January 3, 2019 – Dry with chilly nights and near normal daytime temperatures through Friday. Wet weather returns this weekend with hazardous mountain travel impacts likely from heavy snow and gusty winds. Periods of wet weather continues through at least the middle of next week.
Upper level high pressure ridge over the southwest U.S. bringing fair skies to the north state although some high cloudiness is spilling over the ridge and into NorCal this morning.
Fairly light pressure gradients bringing light winds this morning. These relatively light winds are allowing for another cool morning. Many central valley and delta locations seeing low temperatures at or below freezing.
Some light mist appearing from about Marysville south this morning but temperatures and dewpoints showing enough spread that fog should not become significantly dense. Even with high cloud cover today, daytime highs should come in a little above normal.
Upper ridge axis shifts east of the state on Friday but NorCal remains under the ridge so only minor changes are expected in current dry pattern. Cool morning lows and slightly above normal highs in store for Friday with light pressure gradients bringing relatively light winds.
Significant changes are in store for Saturday as a Pacific Frontal band pushes into northern California. By 18z Saturday, most forecast area locations should be seeing some precipitation. Heaviest precipitation currently looks to occur Saturday afternoon and evening as the main cold front pushes through. This fairly cold system will drop snow levels down to between 3000 and 4000 feet or well below pass levels.
Even the coast range passes like Buckhorn Summit on highway 299 west of Redding could see significant snowfall so have added a winter storm watch for the coast range Saturday through Sunday morning in addition to the winter storm watch already in place for the Sierra Cascade range.
In addition to the snowfall and valley rain, increasing pressure gradients Saturday will bring gusty winds. GFS surface progs indicate better than 14 mb surface gradient between KSAC and KMFR with 925 mb wind forecasts topping 40 knots. Combination of wind and heavy snow will make for very hazardous mountain travel conditions.
Passage of upper trough axis on Sunday will bring continued showers. Should see decreasing winds as gradients relax with cooler air behind the front bringing down high temperatures Sunday to a little below normal for this time of year.
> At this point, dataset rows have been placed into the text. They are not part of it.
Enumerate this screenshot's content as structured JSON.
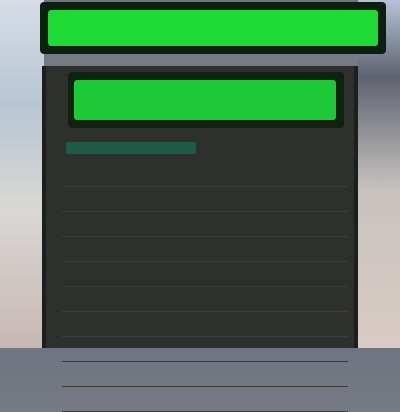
{
  "banner": {
    "text": ""
  },
  "panel": {
    "header": "",
    "section": "",
    "rows": [
      {
        "label": "",
        "value": ""
      },
      {
        "label": "",
        "value": ""
      },
      {
        "label": "",
        "value": ""
      },
      {
        "label": "",
        "value": ""
      },
      {
        "label": "",
        "value": ""
      },
      {
        "label": "",
        "value": ""
      },
      {
        "label": "",
        "value": ""
      },
      {
        "label": "",
        "value": ""
      },
      {
        "label": "",
        "value": ""
      },
      {
        "label": "",
        "value": ""
      }
    ]
  },
  "colors": {
    "accent": "#1fd935",
    "panel_bg": "#2d302d",
    "section": "#1d5b47"
  }
}
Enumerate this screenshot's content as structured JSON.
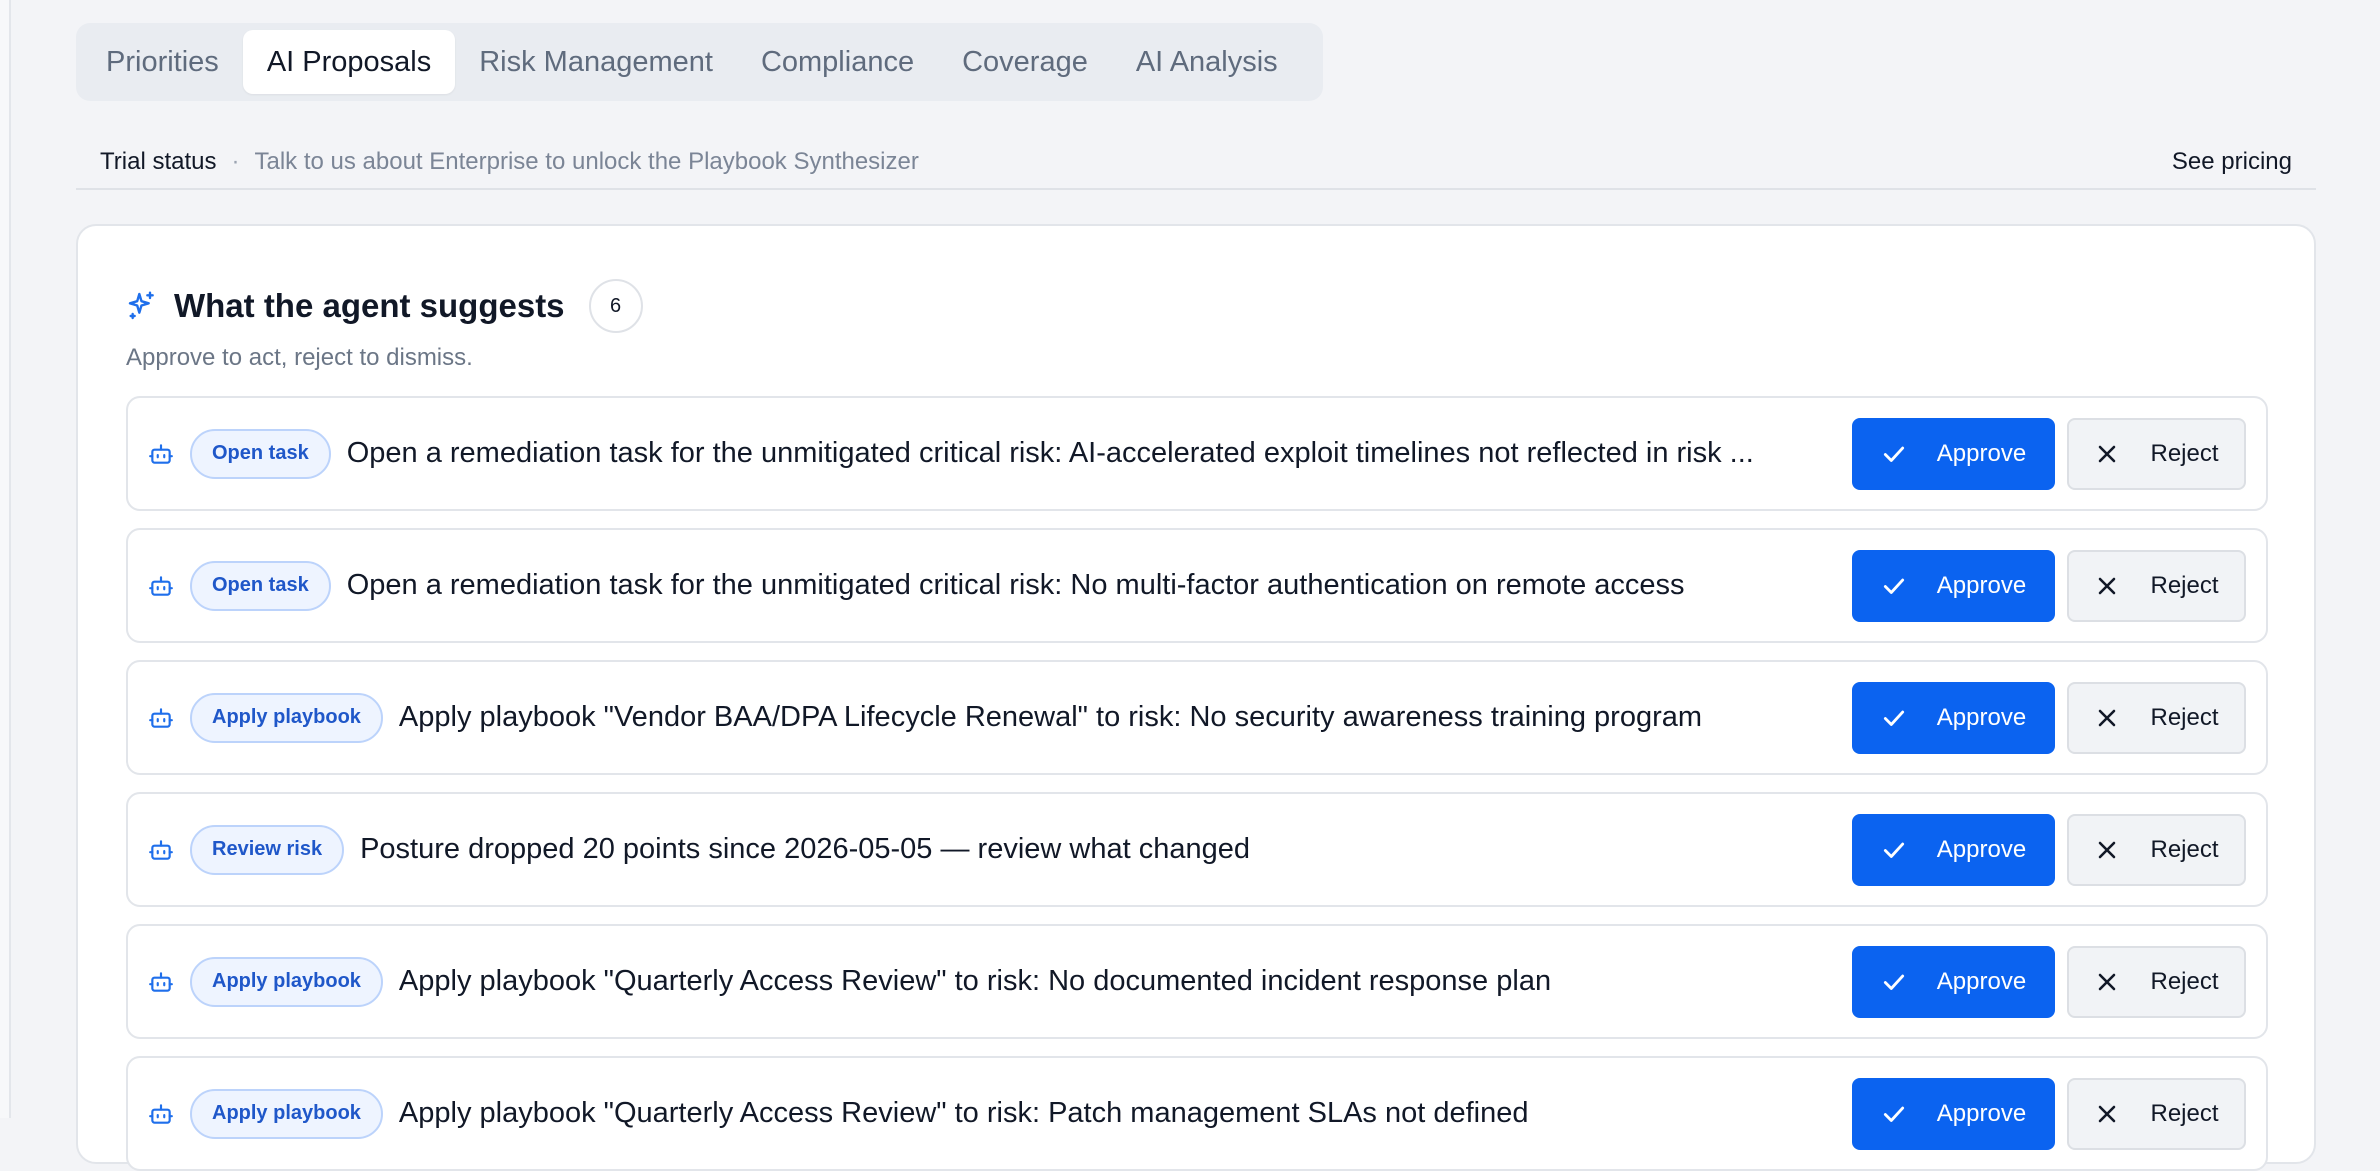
{
  "tabs": [
    {
      "label": "Priorities",
      "active": false
    },
    {
      "label": "AI Proposals",
      "active": true
    },
    {
      "label": "Risk Management",
      "active": false
    },
    {
      "label": "Compliance",
      "active": false
    },
    {
      "label": "Coverage",
      "active": false
    },
    {
      "label": "AI Analysis",
      "active": false
    }
  ],
  "trial": {
    "label": "Trial status",
    "separator": "·",
    "message": "Talk to us about Enterprise to unlock the Playbook Synthesizer",
    "pricing_link": "See pricing"
  },
  "suggestions": {
    "title": "What the agent suggests",
    "count": "6",
    "subtitle": "Approve to act, reject to dismiss.",
    "approve_label": "Approve",
    "reject_label": "Reject",
    "items": [
      {
        "tag": "Open task",
        "text": "Open a remediation task for the unmitigated critical risk: AI-accelerated exploit timelines not reflected in risk ..."
      },
      {
        "tag": "Open task",
        "text": "Open a remediation task for the unmitigated critical risk: No multi-factor authentication on remote access"
      },
      {
        "tag": "Apply playbook",
        "text": "Apply playbook \"Vendor BAA/DPA Lifecycle Renewal\" to risk: No security awareness training program"
      },
      {
        "tag": "Review risk",
        "text": "Posture dropped 20 points since 2026-05-05 — review what changed"
      },
      {
        "tag": "Apply playbook",
        "text": "Apply playbook \"Quarterly Access Review\" to risk: No documented incident response plan"
      },
      {
        "tag": "Apply playbook",
        "text": "Apply playbook \"Quarterly Access Review\" to risk: Patch management SLAs not defined"
      }
    ]
  },
  "colors": {
    "primary": "#0b63f0",
    "pill_bg": "#eef4ff",
    "pill_text": "#1f57c9",
    "background": "#f3f4f7"
  },
  "icons": {
    "header": "sparkles-icon",
    "row": "bot-icon",
    "approve": "check-icon",
    "reject": "x-icon"
  }
}
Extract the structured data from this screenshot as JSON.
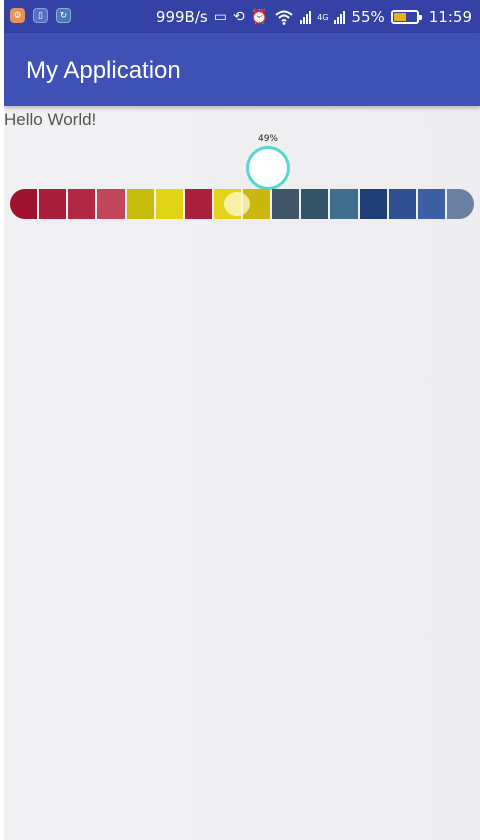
{
  "status_bar": {
    "net_speed": "999B/s",
    "battery_pct": "55%",
    "battery_level": 0.55,
    "time": "11:59",
    "network_type": "4G",
    "icons": [
      "notification-app-icon",
      "notification-shield-icon",
      "notification-refresh-icon",
      "screen-cast-icon",
      "rotation-icon",
      "alarm-icon",
      "wifi-icon",
      "signal-icon",
      "battery-icon"
    ]
  },
  "app_bar": {
    "title": "My Application"
  },
  "content": {
    "hello_text": "Hello World!",
    "seekbar": {
      "progress_label": "49%",
      "progress": 0.49,
      "segment_colors": [
        "#a0132e",
        "#a71e3b",
        "#b02843",
        "#c24659",
        "#c8bc0c",
        "#e1d414",
        "#a91f3c",
        "#e3d31a",
        "#cbb80f",
        "#405668",
        "#325468",
        "#3f6e8e",
        "#1e3d74",
        "#2f5193",
        "#3d5fa6",
        "#6c80a1"
      ]
    }
  }
}
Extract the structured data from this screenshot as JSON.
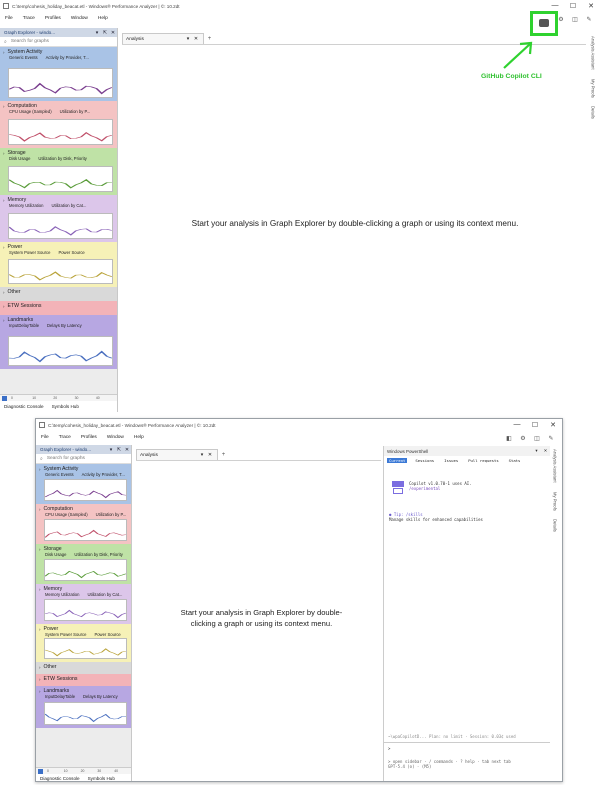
{
  "window": {
    "title": "C:\\temp\\cohesis_holiday_beacat.etl - Windows® Performance Analyzer | ©: 10.2dt",
    "title_lower": "C:\\temp\\cohesis_holiday_beacat.etl - Windows® Performance Analyzer | ©: 10.2dt",
    "controls": [
      "—",
      "☐",
      "✕"
    ]
  },
  "menu": [
    "File",
    "Trace",
    "Profiles",
    "Window",
    "Help"
  ],
  "toolbar_icons": [
    "copilot-icon",
    "settings-icon",
    "layout-icon",
    "brush-icon"
  ],
  "graph_explorer": {
    "title": "Graph Explorer - windo...",
    "header_controls": [
      "▾",
      "⇱",
      "✕"
    ],
    "search_placeholder": "Search for graphs",
    "categories": [
      {
        "name": "System Activity",
        "subs": [
          "Generic Events",
          "Activity by Provider, T..."
        ],
        "color": "#a9c3e6"
      },
      {
        "name": "Computation",
        "subs": [
          "CPU Usage (Sampled)",
          "Utilization by P..."
        ],
        "color": "#f4c3c3"
      },
      {
        "name": "Storage",
        "subs": [
          "Disk Usage",
          "Utilization by Disk, Priority"
        ],
        "color": "#bfe2a6"
      },
      {
        "name": "Memory",
        "subs": [
          "Memory Utilization",
          "Utilization by Cat..."
        ],
        "color": "#dcc6ea"
      },
      {
        "name": "Power",
        "subs": [
          "System Power Source",
          "Power Source"
        ],
        "color": "#f6f1b7"
      },
      {
        "name": "Other",
        "subs": [],
        "color": "#d9d9d9"
      },
      {
        "name": "ETW Sessions",
        "subs": [],
        "color": "#f3b3b8"
      },
      {
        "name": "Landmarks",
        "subs": [
          "InputDelayTable",
          "Delays By Latency"
        ],
        "color": "#b7a7e2"
      }
    ],
    "timeline_ticks": [
      "0",
      "10",
      "20",
      "30",
      "40"
    ],
    "bottom_tabs": [
      "Diagnostic Console",
      "Symbols Hub"
    ]
  },
  "analysis_tab": {
    "label": "Analysis",
    "dropdown": "▾",
    "close": "✕",
    "add": "+"
  },
  "center_message": "Start your analysis in Graph Explorer by double-clicking a graph or using its context menu.",
  "center_message_lines": [
    "Start your analysis in Graph Explorer by double-",
    "clicking a graph or using its context menu."
  ],
  "right_rail": [
    "Analysis Assistant",
    "My Proofs",
    "Details"
  ],
  "annotation": {
    "label": "GitHub Copilot CLI",
    "color": "#2fd22f"
  },
  "terminal": {
    "title": "Windows PowerShell",
    "tabs": [
      "Current",
      "Sessions",
      "Issues",
      "Pull requests",
      "Stats"
    ],
    "logo_line1": "Copilot v1.0.70-1 uses AI.",
    "logo_line2": "/experimental",
    "tip_line1": "● Tip: /skills",
    "tip_line2": "  Manage skills for enhanced capabilities",
    "status_line": "~\\wpaCopilotD... Plan: no limit · Session: 0.03¢ used",
    "prompt": ">",
    "help_line1": "> open sidebar · / commands · ? help · tab next tab",
    "help_line2": "GPT-5.4 (o) · (M5)"
  }
}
Extended Discussion (Monday through Thursday)
Wet weather will be the story next week as a series of disturbances pass over the region; however, timing continues to remain a conundrum. Monday, a large trough will advance towards the West Coast with a warm front bringing another round wet weather. Models then begin to differ vastly with the placement of the incoming low pressure system. The ECMWF lifts the system towards the Pac NW while the GFS keeps offshore, but closer to the OR and CA area. Precip looks possible for all areas of the CWA with the ECMWF keeping it to the north while the GFS has it more widespread.
Come Wednesday, models are suggesting another day of wet weather as they bring a cold front CA. Again, models differ on the timing and strength with the GFS being the most aggressive. Beyond that models disagree with each other with the GFS suggesting a quasi-stationary front and the ECMWF building a ridge over the area.
It would help if I knew what the abbreviations were for.